Music, notably from Andrea Bocelli and his mother, has been cited by Kwon as a significant inspiration for his designs. Singer Loren Allred wore Kwon’s designs during the Andrea Bocelli 2021Tour.

Jessica Jung wore Kwon's design in Manhattan, New York. Son Tae Young wore Kwon's design attending his show in October 2023 documented on YouTube.

Lana Condor wore Kwon's design to the 2023 Unforgettable Gala held in Beverly Hills, California.
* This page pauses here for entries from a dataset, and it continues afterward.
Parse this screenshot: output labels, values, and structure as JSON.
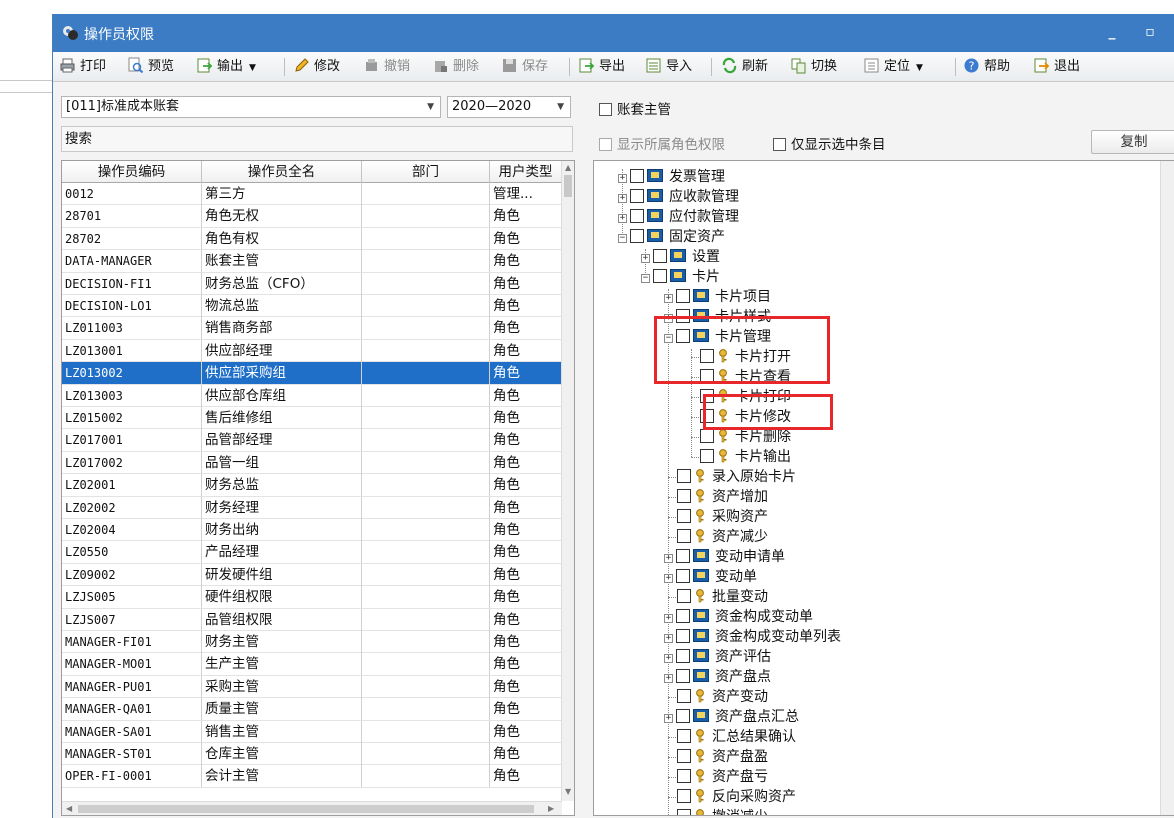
{
  "window": {
    "title": "操作员权限"
  },
  "toolbar": {
    "items": [
      {
        "label": "打印",
        "icon": "printer-icon",
        "disabled": false
      },
      {
        "label": "预览",
        "icon": "preview-icon",
        "disabled": false
      },
      {
        "label": "输出",
        "icon": "export-icon",
        "disabled": false,
        "dropdown": true
      },
      {
        "label": "修改",
        "icon": "pencil-icon",
        "disabled": false
      },
      {
        "label": "撤销",
        "icon": "undo-icon",
        "disabled": true
      },
      {
        "label": "删除",
        "icon": "delete-icon",
        "disabled": true
      },
      {
        "label": "保存",
        "icon": "save-icon",
        "disabled": true
      },
      {
        "label": "导出",
        "icon": "export-data-icon",
        "disabled": false
      },
      {
        "label": "导入",
        "icon": "import-icon",
        "disabled": false
      },
      {
        "label": "刷新",
        "icon": "refresh-icon",
        "disabled": false
      },
      {
        "label": "切换",
        "icon": "switch-icon",
        "disabled": false
      },
      {
        "label": "定位",
        "icon": "locate-icon",
        "disabled": false,
        "dropdown": true
      },
      {
        "label": "帮助",
        "icon": "help-icon",
        "disabled": false
      },
      {
        "label": "退出",
        "icon": "exit-icon",
        "disabled": false
      }
    ]
  },
  "filters": {
    "account_set": "[011]标准成本账套",
    "year_range": "2020—2020",
    "account_admin_label": "账套主管",
    "search_label": "搜索",
    "show_role_perms_label": "显示所属角色权限",
    "show_selected_only_label": "仅显示选中条目",
    "copy_button": "复制"
  },
  "operators": {
    "columns": [
      "操作员编码",
      "操作员全名",
      "部门",
      "用户类型"
    ],
    "rows": [
      [
        "0012",
        "第三方",
        "",
        "管理..."
      ],
      [
        "28701",
        "角色无权",
        "",
        "角色"
      ],
      [
        "28702",
        "角色有权",
        "",
        "角色"
      ],
      [
        "DATA-MANAGER",
        "账套主管",
        "",
        "角色"
      ],
      [
        "DECISION-FI1",
        "财务总监（CFO）",
        "",
        "角色"
      ],
      [
        "DECISION-LO1",
        "物流总监",
        "",
        "角色"
      ],
      [
        "LZ011003",
        "销售商务部",
        "",
        "角色"
      ],
      [
        "LZ013001",
        "供应部经理",
        "",
        "角色"
      ],
      [
        "LZ013002",
        "供应部采购组",
        "",
        "角色"
      ],
      [
        "LZ013003",
        "供应部仓库组",
        "",
        "角色"
      ],
      [
        "LZ015002",
        "售后维修组",
        "",
        "角色"
      ],
      [
        "LZ017001",
        "品管部经理",
        "",
        "角色"
      ],
      [
        "LZ017002",
        "品管一组",
        "",
        "角色"
      ],
      [
        "LZ02001",
        "财务总监",
        "",
        "角色"
      ],
      [
        "LZ02002",
        "财务经理",
        "",
        "角色"
      ],
      [
        "LZ02004",
        "财务出纳",
        "",
        "角色"
      ],
      [
        "LZ0550",
        "产品经理",
        "",
        "角色"
      ],
      [
        "LZ09002",
        "研发硬件组",
        "",
        "角色"
      ],
      [
        "LZJS005",
        "硬件组权限",
        "",
        "角色"
      ],
      [
        "LZJS007",
        "品管组权限",
        "",
        "角色"
      ],
      [
        "MANAGER-FI01",
        "财务主管",
        "",
        "角色"
      ],
      [
        "MANAGER-MO01",
        "生产主管",
        "",
        "角色"
      ],
      [
        "MANAGER-PU01",
        "采购主管",
        "",
        "角色"
      ],
      [
        "MANAGER-QA01",
        "质量主管",
        "",
        "角色"
      ],
      [
        "MANAGER-SA01",
        "销售主管",
        "",
        "角色"
      ],
      [
        "MANAGER-ST01",
        "仓库主管",
        "",
        "角色"
      ],
      [
        "OPER-FI-0001",
        "会计主管",
        "",
        "角色"
      ]
    ],
    "selected_index": 8
  },
  "tree": {
    "nodes": [
      {
        "label": "发票管理",
        "level": 0,
        "type": "folder",
        "expander": "+"
      },
      {
        "label": "应收款管理",
        "level": 0,
        "type": "folder",
        "expander": "+"
      },
      {
        "label": "应付款管理",
        "level": 0,
        "type": "folder",
        "expander": "+"
      },
      {
        "label": "固定资产",
        "level": 0,
        "type": "folder",
        "expander": "-"
      },
      {
        "label": "设置",
        "level": 1,
        "type": "folder",
        "expander": "+"
      },
      {
        "label": "卡片",
        "level": 1,
        "type": "folder",
        "expander": "-"
      },
      {
        "label": "卡片项目",
        "level": 2,
        "type": "folder",
        "expander": "+"
      },
      {
        "label": "卡片样式",
        "level": 2,
        "type": "folder",
        "expander": "+"
      },
      {
        "label": "卡片管理",
        "level": 2,
        "type": "folder",
        "expander": "-"
      },
      {
        "label": "卡片打开",
        "level": 3,
        "type": "key"
      },
      {
        "label": "卡片查看",
        "level": 3,
        "type": "key"
      },
      {
        "label": "卡片打印",
        "level": 3,
        "type": "key"
      },
      {
        "label": "卡片修改",
        "level": 3,
        "type": "key"
      },
      {
        "label": "卡片删除",
        "level": 3,
        "type": "key"
      },
      {
        "label": "卡片输出",
        "level": 3,
        "type": "key"
      },
      {
        "label": "录入原始卡片",
        "level": 2,
        "type": "key"
      },
      {
        "label": "资产增加",
        "level": 2,
        "type": "key"
      },
      {
        "label": "采购资产",
        "level": 2,
        "type": "key"
      },
      {
        "label": "资产减少",
        "level": 2,
        "type": "key"
      },
      {
        "label": "变动申请单",
        "level": 2,
        "type": "folder",
        "expander": "+"
      },
      {
        "label": "变动单",
        "level": 2,
        "type": "folder",
        "expander": "+"
      },
      {
        "label": "批量变动",
        "level": 2,
        "type": "key"
      },
      {
        "label": "资金构成变动单",
        "level": 2,
        "type": "folder",
        "expander": "+"
      },
      {
        "label": "资金构成变动单列表",
        "level": 2,
        "type": "folder",
        "expander": "+"
      },
      {
        "label": "资产评估",
        "level": 2,
        "type": "folder",
        "expander": "+"
      },
      {
        "label": "资产盘点",
        "level": 2,
        "type": "folder",
        "expander": "+"
      },
      {
        "label": "资产变动",
        "level": 2,
        "type": "key"
      },
      {
        "label": "资产盘点汇总",
        "level": 2,
        "type": "folder",
        "expander": "+"
      },
      {
        "label": "汇总结果确认",
        "level": 2,
        "type": "key"
      },
      {
        "label": "资产盘盈",
        "level": 2,
        "type": "key"
      },
      {
        "label": "资产盘亏",
        "level": 2,
        "type": "key"
      },
      {
        "label": "反向采购资产",
        "level": 2,
        "type": "key"
      },
      {
        "label": "撤消减少",
        "level": 2,
        "type": "key"
      }
    ]
  },
  "colors": {
    "titlebar": "#3c7cc4",
    "selection": "#1f6fc9",
    "highlight_box": "#e8272b",
    "folder_icon": "#1b5ea8",
    "key_icon": "#d9a21b"
  }
}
Actress Constance Wu, notable for one of many box office hits including her role as Rachel Chu in Crazy Rich Asians and as Destiny in Hustlers alongside co-star Jennifer Lopez wore Kwon's design for her honoring at Apex For Youth's 23rd Inspiration Awards Gala in April 2024, past honorees include Eileen Gu, Connie Chung, Eva Chen, Awkwafina, and Gemma Chan.

Killers of the Flower Moon, Actress Lily Gladstone, wore a black velvet gown by Kwon to the Irish Film & Academy Awards with a hummingbird detail that Gladstone says was symbolic of her father's name in Blackfeet.
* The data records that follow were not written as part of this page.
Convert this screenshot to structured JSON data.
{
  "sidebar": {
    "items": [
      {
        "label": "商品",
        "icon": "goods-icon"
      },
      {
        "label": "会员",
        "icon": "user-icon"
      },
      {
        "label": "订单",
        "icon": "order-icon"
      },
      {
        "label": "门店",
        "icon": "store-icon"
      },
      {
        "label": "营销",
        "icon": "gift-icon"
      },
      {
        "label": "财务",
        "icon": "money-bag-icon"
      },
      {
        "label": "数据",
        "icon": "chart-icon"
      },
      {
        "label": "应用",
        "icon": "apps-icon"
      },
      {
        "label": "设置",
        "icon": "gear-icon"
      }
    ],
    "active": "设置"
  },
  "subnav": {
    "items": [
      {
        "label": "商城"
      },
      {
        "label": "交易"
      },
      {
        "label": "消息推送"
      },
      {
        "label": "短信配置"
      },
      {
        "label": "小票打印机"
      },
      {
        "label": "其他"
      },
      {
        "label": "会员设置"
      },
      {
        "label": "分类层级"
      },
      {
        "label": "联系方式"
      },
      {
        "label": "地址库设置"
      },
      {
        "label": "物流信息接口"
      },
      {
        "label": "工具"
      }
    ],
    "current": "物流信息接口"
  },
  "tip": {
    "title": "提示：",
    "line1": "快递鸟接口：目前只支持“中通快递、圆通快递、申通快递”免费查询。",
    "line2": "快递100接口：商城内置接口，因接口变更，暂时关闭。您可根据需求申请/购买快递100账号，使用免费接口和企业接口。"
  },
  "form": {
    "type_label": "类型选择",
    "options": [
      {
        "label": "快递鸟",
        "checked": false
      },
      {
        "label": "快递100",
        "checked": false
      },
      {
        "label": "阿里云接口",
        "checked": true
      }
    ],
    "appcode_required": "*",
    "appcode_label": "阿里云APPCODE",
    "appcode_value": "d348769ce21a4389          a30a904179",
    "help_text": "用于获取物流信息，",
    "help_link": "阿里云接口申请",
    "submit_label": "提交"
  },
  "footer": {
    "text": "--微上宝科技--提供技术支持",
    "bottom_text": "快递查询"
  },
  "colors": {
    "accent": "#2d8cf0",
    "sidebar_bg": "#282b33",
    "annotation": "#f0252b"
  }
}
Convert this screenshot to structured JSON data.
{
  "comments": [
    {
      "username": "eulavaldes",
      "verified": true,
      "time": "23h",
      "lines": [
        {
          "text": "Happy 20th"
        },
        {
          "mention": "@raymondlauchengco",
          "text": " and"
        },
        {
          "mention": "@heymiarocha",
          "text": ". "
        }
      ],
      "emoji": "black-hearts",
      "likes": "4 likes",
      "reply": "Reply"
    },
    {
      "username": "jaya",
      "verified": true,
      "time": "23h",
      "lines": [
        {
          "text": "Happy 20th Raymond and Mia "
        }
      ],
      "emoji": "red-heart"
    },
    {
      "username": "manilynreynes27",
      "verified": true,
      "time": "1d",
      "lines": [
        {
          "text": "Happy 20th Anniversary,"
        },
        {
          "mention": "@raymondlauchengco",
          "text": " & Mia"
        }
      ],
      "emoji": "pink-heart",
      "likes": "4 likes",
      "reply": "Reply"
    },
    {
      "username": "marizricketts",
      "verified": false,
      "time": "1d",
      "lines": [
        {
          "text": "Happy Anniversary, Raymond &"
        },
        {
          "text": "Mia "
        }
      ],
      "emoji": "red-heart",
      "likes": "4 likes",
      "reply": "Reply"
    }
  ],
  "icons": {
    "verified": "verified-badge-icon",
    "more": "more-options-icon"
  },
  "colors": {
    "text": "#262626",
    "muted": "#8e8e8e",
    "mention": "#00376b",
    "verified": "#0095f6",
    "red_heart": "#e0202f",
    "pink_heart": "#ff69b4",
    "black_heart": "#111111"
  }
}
Kwon made an appearance as himself on Netflix in Super Rich In Korea as a friend of cast member Aren Yoo (Yoo Hee-ra).

Chrissy Teigen wore Andrew Kwon to the Fourth Annual 2024 Academy Museum Gala alongside husband John Legend.

==Personal life==
Kwon's full name is Andrew "Jun O" Kwon. As an Asian American, Kwon participates in dialogues concerning the Asian American and Pacific Islander (AAPI) community.